2. Assistenzarzt (5-6 Jahre)
Nach dem Studium und Ihren Abschlussprüfungen erhalten Sie Ihre Approbation und dürfen offiziell den Berufstitel Arzt tragen. Nach erfolgreich abgelegter Doktorarbeit dürfen Sie auch den Titel Doktor tragen. Und schon können Sie Ihre Karriere als Assistenzarzt beginnen. Die Assistenzarztausbildung dauert fünf bis sechs Jahre. Meist versorgen Sie auf einer Station im Krankenhaus Patienten, führen Untersuchungen durch, nehmen Patienten auf, nehmen Blut und Proben ab und erproben sich im Arbeitsalltag. Nur bei komplexeren Fällen ziehen Sie Fach- oder Oberärzte zu Rate. Während Ihrer Zeit als Assistenz schließen Sie die Weiterbildung zum Facharzt ab. Das ärztliche Fachgebiet, zum Beispiel Innere Medizin, Neurologie oder Urologie, wählen Sie gemäß dem Weiterbildungskatalog der Ärztekammer. Schließen Sie diese Ausbildung inklusive Facharztprüfung erfolgreich ab, dürfen Sie sich Facharzt nennen.
3. Facharzt (mehrere Jahre)
Als Facharzt können Sie sich dann direkt in Ihrer eigenen Praxis niederlassen. Sie können eine Praxis übernehmen oder eine neue gründen.
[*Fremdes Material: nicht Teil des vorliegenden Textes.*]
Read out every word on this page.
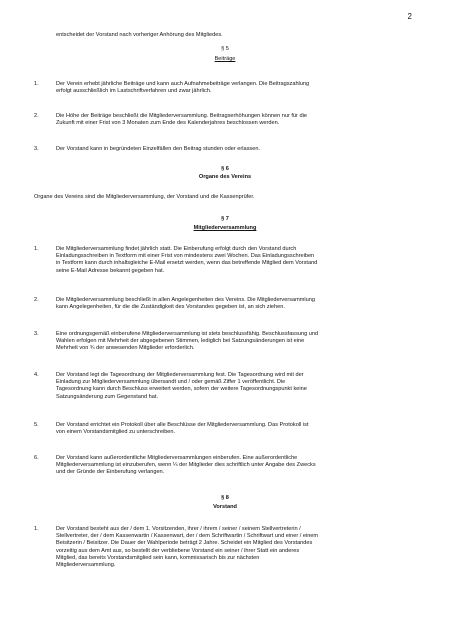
2
entscheidet der Vorstand nach vorheriger Anhörung des Mitgliedes.
§ 5
Beiträge
1.	Der Verein erhebt jährliche Beiträge und kann auch Aufnahmebeiträge verlangen. Die Beitragszahlung
erfolgt ausschließlich im Lastschriftverfahren und zwar jährlich.
2.	Die Höhe der Beiträge beschließt die Mitgliederversammlung. Beitragserhöhungen können nur für die
Zukunft mit einer Frist von 3 Monaten zum Ende des Kalenderjahres beschlossen werden.
3.	Der Vorstand kann in begründeten Einzelfällen den Beitrag stunden oder erlassen.
§ 6
Organe des Vereins
Organe des Vereins sind die Mitgliederversammlung, der Vorstand und die Kassenprüfer.
§ 7
Mitgliederversammlung
1.	Die Mitgliederversammlung findet jährlich statt. Die Einberufung erfolgt durch den Vorstand durch
Einladungsschreiben in Textform mit einer Frist von mindestens zwei Wochen. Das Einladungsschreiben
in Textform kann durch inhaltsgleiche E-Mail ersetzt werden, wenn das betreffende Mitglied dem Vorstand
seine E-Mail Adresse bekannt gegeben hat.
2.	Die Mitgliederversammlung beschließt in allen Angelegenheiten des Vereins. Die Mitgliederversammlung
kann Angelegenheiten, für die die Zuständigkeit des Vorstandes gegeben ist, an sich ziehen.
3.	Eine ordnungsgemäß einberufene Mitgliederversammlung ist stets beschlussfähig. Beschlussfassung und
Wahlen erfolgen mit Mehrheit der abgegebenen Stimmen, lediglich bei Satzungsänderungen ist eine
Mehrheit von ¾ der anwesenden Mitglieder erforderlich.
4.	Der Vorstand legt die Tagesordnung der Mitgliederversammlung fest. Die Tagesordnung wird mit der
Einladung zur Mitgliederversammlung übersandt und / oder gemäß Ziffer 1 veröffentlicht. Die
Tagesordnung kann durch Beschluss erweitert werden, sofern der weitere Tagesordnungspunkt keine
Satzungsänderung zum Gegenstand hat.
5.	Der Vorstand errichtet ein Protokoll über alle Beschlüsse der Mitgliederversammlung. Das Protokoll ist
von einem Vorstandsmitglied zu unterschreiben.
6.	Der Vorstand kann außerordentliche Mitgliederversammlungen einberufen. Eine außerordentliche
Mitgliederversammlung ist einzuberufen, wenn ¼ der Mitglieder dies schriftlich unter Angabe des Zwecks
und der Gründe der Einberufung verlangen.
§ 8
Vorstand
1.	Der Vorstand besteht aus der / dem 1. Vorsitzenden, ihrer / ihrem / seiner / seinem Stellvertreterin /
Stellvertreter, der / dem Kassenwartin / Kassenwart, der / dem Schriftwartin / Schriftwart und einer / einem
Beisitzerin / Beisitzer. Die Dauer der Wahlperiode beträgt 2 Jahre. Scheidet ein Mitglied des Vorstandes
vorzeitig aus dem Amt aus, so bestellt der verbliebene Vorstand ein seiner / ihrer Statt ein anderes
Mitglied, das bereits Vorstandsmitglied sein kann, kommissarisch bis zur nächsten
Mitgliederversammlung.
Doch wenn Sie Oberarzt oder Chefarzt werden wollen, sollten Sie als Facharzt in einer Klinik bleiben und Berufserfahrung sammeln. Sie können eine Position als Stationsarzt auf der Station einnehmen, auf deren Fachgebiet Sie auch spezialisiert sind. Dort führen Sie Untersuchungen und Behandlungen an Patienten durch, erstellen Behandlungspläne und entscheiden über Medikationen. Immerhin gehört zu den enorm umfangreichen Studieninhalten neben Allgemeiner Medizin auch Pharmakologie.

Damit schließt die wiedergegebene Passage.